The nature of relationships between women and their partners has an important influence on the nature and extent of MPI [20]. Nonmarried or non-cohabiting partnership status acts as a barrier to women disclosing their HIV status to their partners [43], while it is reported that cohabiting and being in a stable relationship facilitates MPI [44,45]. In this article, the words “couple” and “partner” have been used to refer to biological parents who have conceived a child together. These terms may imply a marriage or stable affiliation-based relationship. The reality in South Africa is, however, much more complex. The majority of children do not live with their biological father—the proportion of children whose fathers were absent and living increased between 1996 and 2009 from 42% to 48% [46]. The success of MPI interventions may thus hinge on engaging effectively with the varied nature of partnerships between coparents. Men who have fathered a child and are no longer involved, or are “absent fathers,” have admitted that poverty prohibits them from being involved, since they identify the role of father with the role of being a financial provider [47]. A potential solution may be to use community-based interventions to shift norms around provision from focusing solely on financial provision to include care giving.

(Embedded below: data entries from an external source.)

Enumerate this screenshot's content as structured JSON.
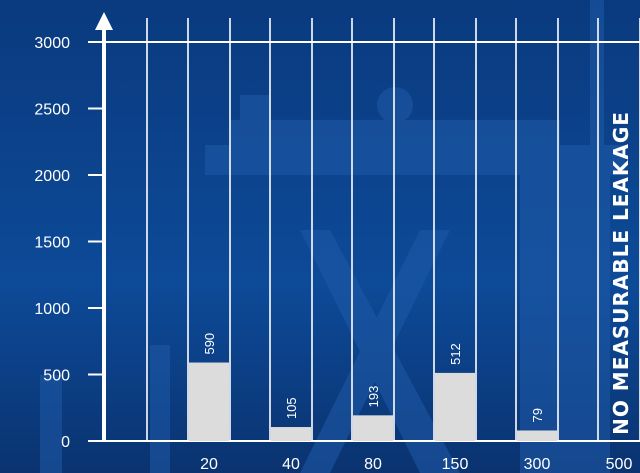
{
  "chart_data": {
    "type": "bar",
    "title": "",
    "xlabel": "",
    "ylabel": "",
    "ylim": [
      0,
      3000
    ],
    "yticks": [
      0,
      500,
      1000,
      1500,
      2000,
      2500,
      3000
    ],
    "categories": [
      "20",
      "40",
      "80",
      "150",
      "300",
      "500"
    ],
    "values": [
      590,
      105,
      193,
      512,
      79,
      null
    ],
    "data_labels": [
      "590",
      "105",
      "193",
      "512",
      "79",
      ""
    ],
    "annotation": "NO MEASURABLE LEAKAGE",
    "grid": false,
    "legend": "none"
  },
  "colors": {
    "background": "#0b3f86",
    "axis": "#ffffff",
    "bar": "#dcdcdc",
    "text": "#ffffff"
  }
}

Improving guidelines is an important step to improving MPI, as is effective implementation and monitoring of these guidelines. We have attempted to give an overview of some of the promising evidence and strategies. The nature of relationships and family structures in South Africa and the capacity of health systems present significant challenges and would require innovative solutions to engaging men effectively. The same harmful gender norms that prevent men from participating in couples testing or antenatal care keep men from looking after their own health needs. Engaging men in sexual and reproductive health and MNCH services may be difficult but cannot be ignored in order to harness the benefits for the health needs of mothers, infants, and fathers.